Doch die Mannschaftsstärke ist heute nicht mehr entscheidend. Im Quartettspiel der Militärmächte zählen vor allem Hightech-Waffen. Satellitengesteuerte Präzisionsbomben etwa, oder mit Raketen bewaffnete Drohnen, moderne Aufklärungsflugzeuge mit Stealth-Technologie, die für das feindliche Radar unsichtbar sind, und Eliteeinheiten, deren Spezialisten in asymmetrischer Kriegsführung geschult sind. Auf allen diesen Gebieten hat Russland große Mängel.
Um mit den USA gleich zu ziehen, kündigte die russische Regierung ein großes Aufrüstungsprogramm an. Bis 2015 will das Verteidigungsministerium für die Modernisierung der russischen Streitkräfte fünf Billiarden Rubel - rund 197 Milliarden US-Dollar ausgeben. Das Militärbudget Nordamerikas umfasst jedoch jährlich rund 580 Milliarden US-Dollar. Es sieht nicht danach aus, dass Russland ein neues Wettrüsten gewinnen könne.
Dennoch will das Land bis 2020 sechs Flugzeugträger bauen lassen. Momentan verfügt Russland nur noch über eines dieser riesigen Schiffe - die USA setzen elf Träger auf den Weltmeeren ein. Und neue Atom-U-Boote sollen in den russischen Werften vom Stapel laufen, die genaue Anzahl hält die Admiralität noch geheim.

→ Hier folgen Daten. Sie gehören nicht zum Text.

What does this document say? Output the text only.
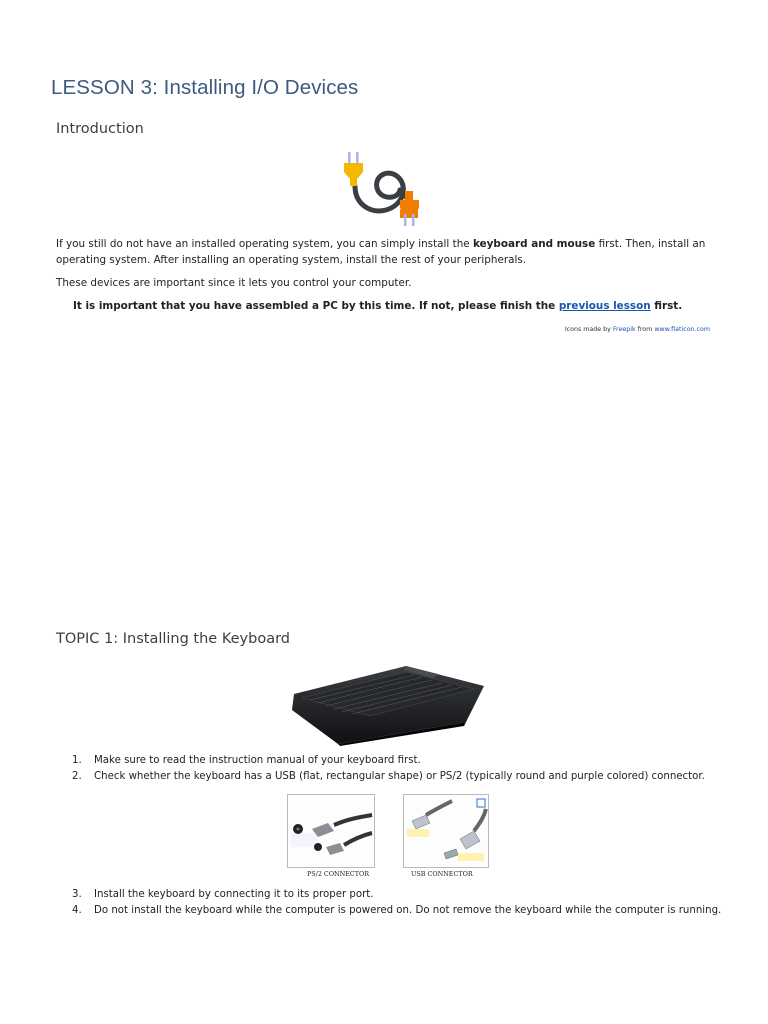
LESSON 3: Installing I/O Devices
Introduction
If you still do not have an installed operating system, you can simply install the keyboard and mouse first. Then, install an operating system. After installing an operating system, install the rest of your peripherals.
These devices are important since it lets you control your computer.
It is important that you have assembled a PC by this time. If not, please finish the previous lesson first.
Icons made by Freepik from www.flaticon.com
TOPIC 1: Installing the Keyboard
1. Make sure to read the instruction manual of your keyboard first.
2. Check whether the keyboard has a USB (flat, rectangular shape) or PS/2 (typically round and purple colored) connector.
PS/2 CONNECTOR	USB CONNECTOR
3. Install the keyboard by connecting it to its proper port.
4. Do not install the keyboard while the computer is powered on. Do not remove the keyboard while the computer is running.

Lediglich bei der Zahl der Panzer und im Bereich der Nuklearwaffen ist Russlands führend. 5614 Atomsprengköpfe lagern in russischen Bunkern, damit besitzt das Land offiziell mehr Kernwaffen als die USA. Doch auch die meisten russischen Trägerraketen sind in die Jahre gekommen. Die Einsatzzeit der Raketen beträgt zwei Jahrzehnte. "Heute stehen über 60 Prozent der Bewaffnungsmuster schon seit zehn Jahren und einige seit 30 Jahren und mehr im Dienst", gestand der Chef der Raketentruppen vor Journalisten ein. Was die Amerikaner im Kalten Krieg nicht geschafft haben, erledigt der Rost: Russland entwaffnet sich auf Dauer langsam selbst.